Arai N, Umeda M, Shirai T
First Department of Internal Medicine, Toho University, School of Medicine, Tokyo.
Rinsho Ketsueki. 1990 Apr;31(4):516-20.
This paper reports a case of non-Hodgkin's lymphoma concurrent with cyclic neutropenia. A 59-year-old man who exhibited a neutropenia at a periodicity of 14-20 days from July 1986 was diagnosed as having cyclic neutropenia, and was re-admitted to our hospital because of an abdominal tumor in April 1988. Gastroscopy revealed a Borrmann II-like elevated lesion, and abdominal CT scanning showed a low density area in the liver and swelling of the para-aortic lymph nodes. According to histological examination of the stomach and the liver, the patient was diagnosed as having non-Hodgkin's lymphoma (diffuse, medium-cell type). After completion of three courses of COP-BLAM III therapy, which was started on June 7, a partial response was achieved. However, the patient had a relapse and died on May 12, 1989. Cyclic neutropenia in this case was not considered to be due to an immunological abnormality mediated by lymphocytes, but may have been caused by an excessive response of the negative feedback mechanism due to an increase in CIA (Colony-inhibiting activity) of neutrophils. The fact that the patient's EB virus antibody titer became higher than at this initial hospitalization suggests the possible transition from chronic EB virus infection into malignant lymphoma.

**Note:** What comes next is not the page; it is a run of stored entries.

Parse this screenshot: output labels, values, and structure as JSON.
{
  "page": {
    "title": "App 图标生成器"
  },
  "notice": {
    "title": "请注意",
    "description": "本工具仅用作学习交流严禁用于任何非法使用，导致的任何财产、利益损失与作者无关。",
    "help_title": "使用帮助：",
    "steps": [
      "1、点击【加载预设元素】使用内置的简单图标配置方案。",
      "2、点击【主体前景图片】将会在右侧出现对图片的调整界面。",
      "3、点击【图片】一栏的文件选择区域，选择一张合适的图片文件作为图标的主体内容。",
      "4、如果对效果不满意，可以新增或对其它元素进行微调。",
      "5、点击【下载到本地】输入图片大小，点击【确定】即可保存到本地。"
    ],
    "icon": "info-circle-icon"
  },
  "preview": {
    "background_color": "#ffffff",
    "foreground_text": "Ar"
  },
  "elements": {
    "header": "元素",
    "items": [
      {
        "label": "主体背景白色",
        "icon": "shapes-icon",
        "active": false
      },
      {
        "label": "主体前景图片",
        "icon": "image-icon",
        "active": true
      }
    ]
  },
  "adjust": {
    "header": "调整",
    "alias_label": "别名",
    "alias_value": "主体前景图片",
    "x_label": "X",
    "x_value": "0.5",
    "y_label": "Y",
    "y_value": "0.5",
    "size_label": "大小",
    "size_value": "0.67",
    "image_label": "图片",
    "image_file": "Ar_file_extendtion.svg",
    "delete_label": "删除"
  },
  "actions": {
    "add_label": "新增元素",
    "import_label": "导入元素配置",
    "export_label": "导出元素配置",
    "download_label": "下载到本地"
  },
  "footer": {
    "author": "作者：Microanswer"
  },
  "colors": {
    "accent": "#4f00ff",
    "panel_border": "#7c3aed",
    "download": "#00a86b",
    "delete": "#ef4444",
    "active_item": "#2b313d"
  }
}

本文报告一例非霍奇金淋巴瘤并发周期性中性粒细胞减少症的病例。一名59岁男性自1986年7月起每隔14 - 20天出现一次中性粒细胞减少症,被诊断为周期性中性粒细胞减少症,1988年4月因腹部肿瘤再次入院。胃镜检查发现类似Borrmann II型的隆起病变,腹部CT扫描显示肝脏有低密度区以及主动脉旁淋巴结肿大。根据胃和肝脏的组织学检查,该患者被诊断为非霍奇金淋巴瘤(弥漫性,中细胞型)。6月7日开始进行三个疗程的COP - BLAM III治疗后,取得了部分缓解。然而,患者复发并于1989年5月12日死亡。该病例中的周期性中性粒细胞减少症并非被认为是由淋巴细胞介导的免疫异常所致,而可能是由于中性粒细胞的集落抑制活性(CIA)增加导致负反馈机制过度反应引起的。患者的EB病毒抗体滴度比首次住院时更高这一事实提示可能从慢性EB病毒感染转变为恶性淋巴瘤。